The rootstock of the Vouves olive tree is of the common wild Olea Oleaster, with the Mastoeidis/ Tsounati variety grafted on it. Olives are food miracles. Next to honey and cheese, they are the staple of the Bible and at the heart of the Mediterranean diet, that is said to be the key to health at old age.
They way olives grow is enigmatic. They may yield or not yield in a year – seeming to have a mind of their own. Many olives self-propagate with early shootings developing into a staminate flower and pollen pistil. However many factors may prevent pollen pistils from developing – water stress, the absence of a cold period, a fire – all this may mean a year with almost no harvest.
Olives like hardship – they prefer poor soils to good soils, hard sunshine to shade.

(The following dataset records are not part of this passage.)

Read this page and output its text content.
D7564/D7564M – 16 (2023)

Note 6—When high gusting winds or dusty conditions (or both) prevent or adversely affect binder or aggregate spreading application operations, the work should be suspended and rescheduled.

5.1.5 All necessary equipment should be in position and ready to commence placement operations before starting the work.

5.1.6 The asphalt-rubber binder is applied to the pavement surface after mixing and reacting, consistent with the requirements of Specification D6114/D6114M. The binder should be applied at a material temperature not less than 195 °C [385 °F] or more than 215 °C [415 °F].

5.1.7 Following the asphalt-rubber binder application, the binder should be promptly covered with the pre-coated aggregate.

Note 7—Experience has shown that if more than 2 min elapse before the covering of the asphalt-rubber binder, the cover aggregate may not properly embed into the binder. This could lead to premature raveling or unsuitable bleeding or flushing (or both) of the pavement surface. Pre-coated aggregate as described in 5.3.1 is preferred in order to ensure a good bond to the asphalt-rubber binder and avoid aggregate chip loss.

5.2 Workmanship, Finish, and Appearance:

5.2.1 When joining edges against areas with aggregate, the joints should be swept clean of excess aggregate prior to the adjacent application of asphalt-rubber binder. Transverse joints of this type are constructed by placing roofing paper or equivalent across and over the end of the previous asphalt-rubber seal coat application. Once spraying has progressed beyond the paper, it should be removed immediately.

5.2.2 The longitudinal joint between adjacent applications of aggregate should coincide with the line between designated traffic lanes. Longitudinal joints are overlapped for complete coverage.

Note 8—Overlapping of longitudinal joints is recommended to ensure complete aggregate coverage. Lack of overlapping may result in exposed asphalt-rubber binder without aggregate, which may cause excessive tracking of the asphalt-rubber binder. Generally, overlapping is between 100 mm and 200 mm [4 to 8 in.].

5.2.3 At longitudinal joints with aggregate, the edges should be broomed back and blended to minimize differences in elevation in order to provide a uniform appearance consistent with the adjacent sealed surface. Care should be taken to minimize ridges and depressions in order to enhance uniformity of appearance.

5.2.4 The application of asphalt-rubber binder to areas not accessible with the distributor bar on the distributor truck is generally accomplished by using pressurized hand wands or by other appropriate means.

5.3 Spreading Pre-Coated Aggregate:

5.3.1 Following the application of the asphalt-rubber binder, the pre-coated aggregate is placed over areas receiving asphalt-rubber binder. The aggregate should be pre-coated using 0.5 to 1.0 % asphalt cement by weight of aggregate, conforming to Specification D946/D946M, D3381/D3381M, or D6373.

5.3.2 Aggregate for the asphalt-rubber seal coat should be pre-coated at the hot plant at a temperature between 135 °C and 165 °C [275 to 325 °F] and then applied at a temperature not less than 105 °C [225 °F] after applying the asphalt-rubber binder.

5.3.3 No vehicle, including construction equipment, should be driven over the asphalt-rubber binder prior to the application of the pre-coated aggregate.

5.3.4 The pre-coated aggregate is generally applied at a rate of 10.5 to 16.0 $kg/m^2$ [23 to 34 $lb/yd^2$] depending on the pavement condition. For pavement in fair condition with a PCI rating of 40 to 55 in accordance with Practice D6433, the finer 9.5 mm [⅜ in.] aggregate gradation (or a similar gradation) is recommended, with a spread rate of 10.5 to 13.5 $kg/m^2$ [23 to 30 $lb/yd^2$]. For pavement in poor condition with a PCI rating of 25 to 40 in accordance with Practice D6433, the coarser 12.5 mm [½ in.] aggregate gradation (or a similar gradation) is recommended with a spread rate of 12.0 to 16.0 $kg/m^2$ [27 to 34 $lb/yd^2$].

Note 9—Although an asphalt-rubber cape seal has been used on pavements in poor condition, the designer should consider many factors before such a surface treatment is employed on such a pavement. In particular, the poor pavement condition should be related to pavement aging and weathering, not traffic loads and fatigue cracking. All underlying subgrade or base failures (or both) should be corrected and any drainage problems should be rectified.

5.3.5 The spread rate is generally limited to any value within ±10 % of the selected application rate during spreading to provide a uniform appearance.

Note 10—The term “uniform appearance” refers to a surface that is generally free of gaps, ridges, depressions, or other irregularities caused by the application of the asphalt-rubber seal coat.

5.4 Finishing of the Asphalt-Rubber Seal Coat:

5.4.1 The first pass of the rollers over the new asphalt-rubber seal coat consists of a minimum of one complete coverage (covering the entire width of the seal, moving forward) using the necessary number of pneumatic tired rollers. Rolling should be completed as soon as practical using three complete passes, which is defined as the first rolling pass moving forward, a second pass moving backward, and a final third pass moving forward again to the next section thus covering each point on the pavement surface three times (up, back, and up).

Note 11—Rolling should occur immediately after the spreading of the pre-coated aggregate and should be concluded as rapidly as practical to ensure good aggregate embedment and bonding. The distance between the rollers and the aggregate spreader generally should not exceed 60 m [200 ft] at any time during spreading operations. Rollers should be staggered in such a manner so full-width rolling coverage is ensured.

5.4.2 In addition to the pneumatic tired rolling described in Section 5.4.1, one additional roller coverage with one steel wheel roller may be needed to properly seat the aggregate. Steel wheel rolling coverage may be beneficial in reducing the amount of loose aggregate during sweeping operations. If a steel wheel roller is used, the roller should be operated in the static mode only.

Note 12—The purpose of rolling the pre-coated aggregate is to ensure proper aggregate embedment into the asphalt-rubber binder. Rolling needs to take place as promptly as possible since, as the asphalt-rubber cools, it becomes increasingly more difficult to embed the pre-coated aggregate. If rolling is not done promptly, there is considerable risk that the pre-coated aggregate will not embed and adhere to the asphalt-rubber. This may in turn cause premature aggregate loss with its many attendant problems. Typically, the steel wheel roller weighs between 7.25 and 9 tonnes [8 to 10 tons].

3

They tolerate drought very well, courtesy their extensive root system. The Vouves trees is a prime example. Olive trees can live for several centuries and can remain productive for as long if they are pruned correctly and regularly.
Touching the ancient Vouves olive tree feels like one is in touch with the solid root of life, the viriditas hard as a stone. After 3000 years the ancient Vouves tree still yields olives – some 50 kilograms a year – and olive oil is pressed from it.
In the ancient Olympic gates the winners were crowned with the kotinos – a laurel of olive twigs. These twigs were cut by a golden scissors. The practice (without the golden scissors) was reintroduced at the Athens 2004 Olympic Games, the marathon winner of the Olympic marathon was crowned with an olive wreath. The twigs of this special olive wreath were collected from the ancient Vouves tree, the oldest of olives. This practice then continued in subsequent Games.